Daily Racing Form National Digital Edition

Supermason tuned up for Assault

- By Mary Rampellini

GRAND PRAIRIE, Texas – Talk about liking Lone Star Park.

Supermason has won eight races over its main track and another over the local turf, and looks to add to his record Sunday in the $50,000 Assault Stakes.

“He’s been a really fun horse,” said Bret Calhoun, who trains Supermason for Brad Grady.

The Assault is a main-track race at a mile and is restricted to 3-year-olds and up bred in Texas. It is the first leg of an all-stakes pick four that will have a minimum guaranteed pool of $50,000. The sequence, which begins in the seventh race, includes two $100,000 divisions of the Texas Thoroughbr­ed Futurity and the $50,000 Valor Farm Stakes.

Supermason is a 6-year-old son of Grasshoppe­r who has compiled a record of 12 wins from 34 starts for earnings of $378,125. His six stakes wins include three consecutiv­e runnings of the Premiere on opening night at Lone Star and the 2016 edition of the Assault.

Supermason, who was second to multiple graded stakes winner Texas Chrome in last year’s Assault, enters Sunday’s race off back-to-back sprint wins in the $50,000 Blue Bonnet – the former Premiere – and an allowance June 21.

“You know, he gets to run a couple of times during the meet, starts opening weekend with the sprint and ends with the mile race,” Calhoun said. “I think he fits very well with that group.
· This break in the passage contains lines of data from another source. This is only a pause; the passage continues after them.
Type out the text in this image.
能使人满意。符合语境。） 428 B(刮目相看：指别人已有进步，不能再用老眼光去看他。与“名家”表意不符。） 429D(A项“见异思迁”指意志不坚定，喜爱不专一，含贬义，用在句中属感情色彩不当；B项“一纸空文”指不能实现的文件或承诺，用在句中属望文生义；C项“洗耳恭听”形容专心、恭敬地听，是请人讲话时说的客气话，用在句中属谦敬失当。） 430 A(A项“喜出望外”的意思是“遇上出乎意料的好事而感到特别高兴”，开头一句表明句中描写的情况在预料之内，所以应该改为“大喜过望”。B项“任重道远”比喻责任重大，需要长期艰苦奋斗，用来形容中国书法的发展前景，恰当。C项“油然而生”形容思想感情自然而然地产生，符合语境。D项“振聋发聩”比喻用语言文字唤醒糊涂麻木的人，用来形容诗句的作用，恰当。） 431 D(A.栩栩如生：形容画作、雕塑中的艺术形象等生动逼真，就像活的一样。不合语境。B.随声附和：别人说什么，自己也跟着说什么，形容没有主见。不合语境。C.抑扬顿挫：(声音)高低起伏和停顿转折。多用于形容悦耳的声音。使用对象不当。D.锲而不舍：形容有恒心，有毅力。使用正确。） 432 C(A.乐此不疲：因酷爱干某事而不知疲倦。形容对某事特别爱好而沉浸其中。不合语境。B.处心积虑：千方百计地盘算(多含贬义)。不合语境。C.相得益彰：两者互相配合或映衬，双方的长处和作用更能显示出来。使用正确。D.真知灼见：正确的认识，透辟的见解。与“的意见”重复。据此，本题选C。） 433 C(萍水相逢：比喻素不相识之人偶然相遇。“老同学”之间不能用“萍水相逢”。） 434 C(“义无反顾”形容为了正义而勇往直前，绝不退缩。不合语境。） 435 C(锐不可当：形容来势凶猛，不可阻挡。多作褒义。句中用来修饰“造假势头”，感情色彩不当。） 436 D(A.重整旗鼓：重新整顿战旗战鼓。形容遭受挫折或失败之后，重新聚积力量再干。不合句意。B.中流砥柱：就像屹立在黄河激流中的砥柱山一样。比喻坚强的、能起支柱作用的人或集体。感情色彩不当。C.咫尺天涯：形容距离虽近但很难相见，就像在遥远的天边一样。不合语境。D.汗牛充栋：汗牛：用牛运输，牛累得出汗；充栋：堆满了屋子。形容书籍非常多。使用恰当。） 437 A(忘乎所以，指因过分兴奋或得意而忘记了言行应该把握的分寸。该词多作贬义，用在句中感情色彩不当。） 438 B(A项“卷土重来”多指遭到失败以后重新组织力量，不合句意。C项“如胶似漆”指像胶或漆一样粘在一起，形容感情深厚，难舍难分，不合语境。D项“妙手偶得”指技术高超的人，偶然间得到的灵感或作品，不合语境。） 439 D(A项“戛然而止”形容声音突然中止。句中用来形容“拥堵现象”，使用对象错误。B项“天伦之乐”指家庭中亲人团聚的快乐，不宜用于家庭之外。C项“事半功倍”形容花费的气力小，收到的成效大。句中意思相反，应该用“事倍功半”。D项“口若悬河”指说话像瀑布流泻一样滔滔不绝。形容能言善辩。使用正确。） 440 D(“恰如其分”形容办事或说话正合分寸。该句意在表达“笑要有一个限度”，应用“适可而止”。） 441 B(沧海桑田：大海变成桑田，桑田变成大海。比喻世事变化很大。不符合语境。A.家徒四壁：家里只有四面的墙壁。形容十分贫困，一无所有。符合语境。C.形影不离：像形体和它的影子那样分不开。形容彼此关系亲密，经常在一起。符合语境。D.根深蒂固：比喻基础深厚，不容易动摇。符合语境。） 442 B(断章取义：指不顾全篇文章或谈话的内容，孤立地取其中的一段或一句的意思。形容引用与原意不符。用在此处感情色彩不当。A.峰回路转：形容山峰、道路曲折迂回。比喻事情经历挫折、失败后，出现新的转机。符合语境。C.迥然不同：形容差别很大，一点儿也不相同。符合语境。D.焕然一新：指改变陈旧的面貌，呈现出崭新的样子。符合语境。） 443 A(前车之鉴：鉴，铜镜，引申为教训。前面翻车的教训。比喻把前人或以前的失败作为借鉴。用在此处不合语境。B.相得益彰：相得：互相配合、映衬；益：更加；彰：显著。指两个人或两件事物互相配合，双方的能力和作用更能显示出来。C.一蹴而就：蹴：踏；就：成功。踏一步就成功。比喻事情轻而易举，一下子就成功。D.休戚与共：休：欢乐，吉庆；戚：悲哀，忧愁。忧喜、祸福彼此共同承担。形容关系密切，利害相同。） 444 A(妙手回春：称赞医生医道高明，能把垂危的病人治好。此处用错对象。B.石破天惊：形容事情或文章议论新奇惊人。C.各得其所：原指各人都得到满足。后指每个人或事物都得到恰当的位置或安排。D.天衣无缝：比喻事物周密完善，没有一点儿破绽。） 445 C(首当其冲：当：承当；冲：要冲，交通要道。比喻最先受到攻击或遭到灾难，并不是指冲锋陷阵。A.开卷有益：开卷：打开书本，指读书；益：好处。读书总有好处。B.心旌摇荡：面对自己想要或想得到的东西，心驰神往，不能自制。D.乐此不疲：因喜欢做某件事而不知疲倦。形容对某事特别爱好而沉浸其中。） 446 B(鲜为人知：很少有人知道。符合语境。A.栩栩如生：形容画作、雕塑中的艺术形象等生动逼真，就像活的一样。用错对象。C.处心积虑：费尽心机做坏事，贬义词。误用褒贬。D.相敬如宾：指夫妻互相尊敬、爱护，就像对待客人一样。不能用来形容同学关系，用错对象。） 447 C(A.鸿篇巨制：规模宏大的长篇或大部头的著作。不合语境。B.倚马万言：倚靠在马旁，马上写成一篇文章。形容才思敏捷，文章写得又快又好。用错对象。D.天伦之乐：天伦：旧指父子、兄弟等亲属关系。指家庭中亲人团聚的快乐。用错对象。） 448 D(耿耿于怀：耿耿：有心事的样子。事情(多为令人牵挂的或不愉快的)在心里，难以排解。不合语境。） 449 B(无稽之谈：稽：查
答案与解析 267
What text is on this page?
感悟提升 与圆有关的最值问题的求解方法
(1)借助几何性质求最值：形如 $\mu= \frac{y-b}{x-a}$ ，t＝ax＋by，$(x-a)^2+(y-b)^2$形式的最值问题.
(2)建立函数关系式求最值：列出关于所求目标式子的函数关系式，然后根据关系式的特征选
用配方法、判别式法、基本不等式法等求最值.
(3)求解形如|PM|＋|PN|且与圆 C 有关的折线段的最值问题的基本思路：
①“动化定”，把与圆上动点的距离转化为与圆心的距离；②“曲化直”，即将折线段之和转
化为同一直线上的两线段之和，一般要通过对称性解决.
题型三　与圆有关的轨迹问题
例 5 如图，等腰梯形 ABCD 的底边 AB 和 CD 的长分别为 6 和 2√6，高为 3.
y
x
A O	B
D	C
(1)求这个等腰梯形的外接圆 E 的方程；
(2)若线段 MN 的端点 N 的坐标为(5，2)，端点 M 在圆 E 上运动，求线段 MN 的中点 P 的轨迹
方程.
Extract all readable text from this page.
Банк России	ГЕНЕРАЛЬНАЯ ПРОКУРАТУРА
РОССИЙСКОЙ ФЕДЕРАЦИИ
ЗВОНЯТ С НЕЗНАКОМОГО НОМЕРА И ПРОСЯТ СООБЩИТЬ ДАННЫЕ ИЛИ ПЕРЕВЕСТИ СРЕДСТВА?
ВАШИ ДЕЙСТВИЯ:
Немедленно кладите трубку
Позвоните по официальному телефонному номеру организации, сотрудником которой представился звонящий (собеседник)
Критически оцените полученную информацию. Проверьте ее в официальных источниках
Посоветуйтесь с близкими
He has over the past years, and he just continues to be very consistent. Actually, he may be a little bit better this year just because mentally he seems to have figured things out a little more.”

Calhoun noted the quick Supermason is starting to show more versatilit­y. He sat off the pace in both of his wins this meet at Lone Star.

Lindey Wade has the mount from post 5.

Also set to start in the Assault is Rumpole, a threetime stakes winner who was second in the Blue Bonnet and third in the same allowance last month as Supermason.

Zippit E moves back to both the main track and one turn in the Valor Farm for fillies and mares at six furlongs. She won the $50,000 Lane’s End Danny Shifflett Scholarshi­p Stakes by a neck June 23 at Lone Star.

“It was a gutty performanc­e last time,” Calhoun said. “She took a tremendous amount of heat, pressure and held them off.”

As for the move back to dirt, Calhoun noted that three of Zippit E’s four stakes wins have come in main-track sprints.

“She’s proven to be such a versatile filly for us,” he said.